Between Pikk and Lai and facing Lai stands the city's tallest church, St. Olaf's. This was a Scandinavian trading area in the 12th century, most likely with its own church. The predecessor was probably built in the 13th century; the church grew to its ultimate size and acquired its late-medieval look in the 15th century. In the 16th century the chapel was covered with a stellar vault and the tower got a Gothic spire, making it at 159 m briefly the world's tallest building.
Over the years, the church has been hit by lightning repeatedly and the current spire only reaches 123.7 m.
In the 16th century the Gothic-style Virgin Mary chapel was added; the cenotaph of church leader and chapel builder Hans Pawels stands at the exterior wall.

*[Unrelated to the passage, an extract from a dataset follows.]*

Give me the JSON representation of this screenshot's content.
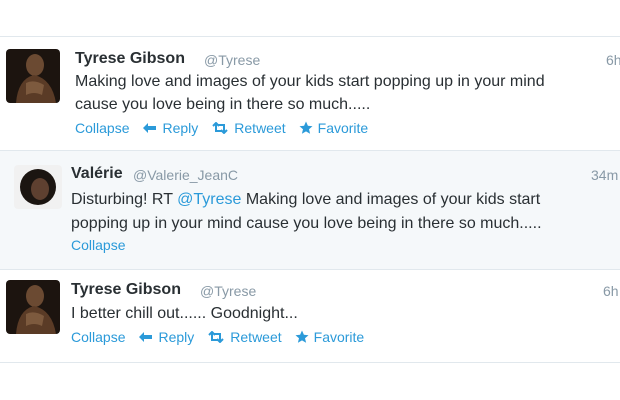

A symbolic tomb niche depicts a skeleton and the symbols of death and impermanence the snake and frog. On each side of the composition are the stations of the cross. The cenotaph text is partially extant: "What I have given away I have kept, what I have owned I have lost, no one can consider himself too high, because life passes like a puff of smoke. In memory of Hans Pawels 1513."
Heavily damaged by fire in 1820, St Olaf's was consecrated and reopened in 1840. The restoration used techniques typical for the period, the neo-Gothic interior design is that of Ludwig von Maydell, Johann Gottfried Exner and St. Petersburg sculptor Vassili Demut-Malinovsky. The main altar painting was by Wilhelm von Kugelgen.
St. Olaf Church is an operational Baptist congregation.
The tower platform provides an incomparable view of city and sea.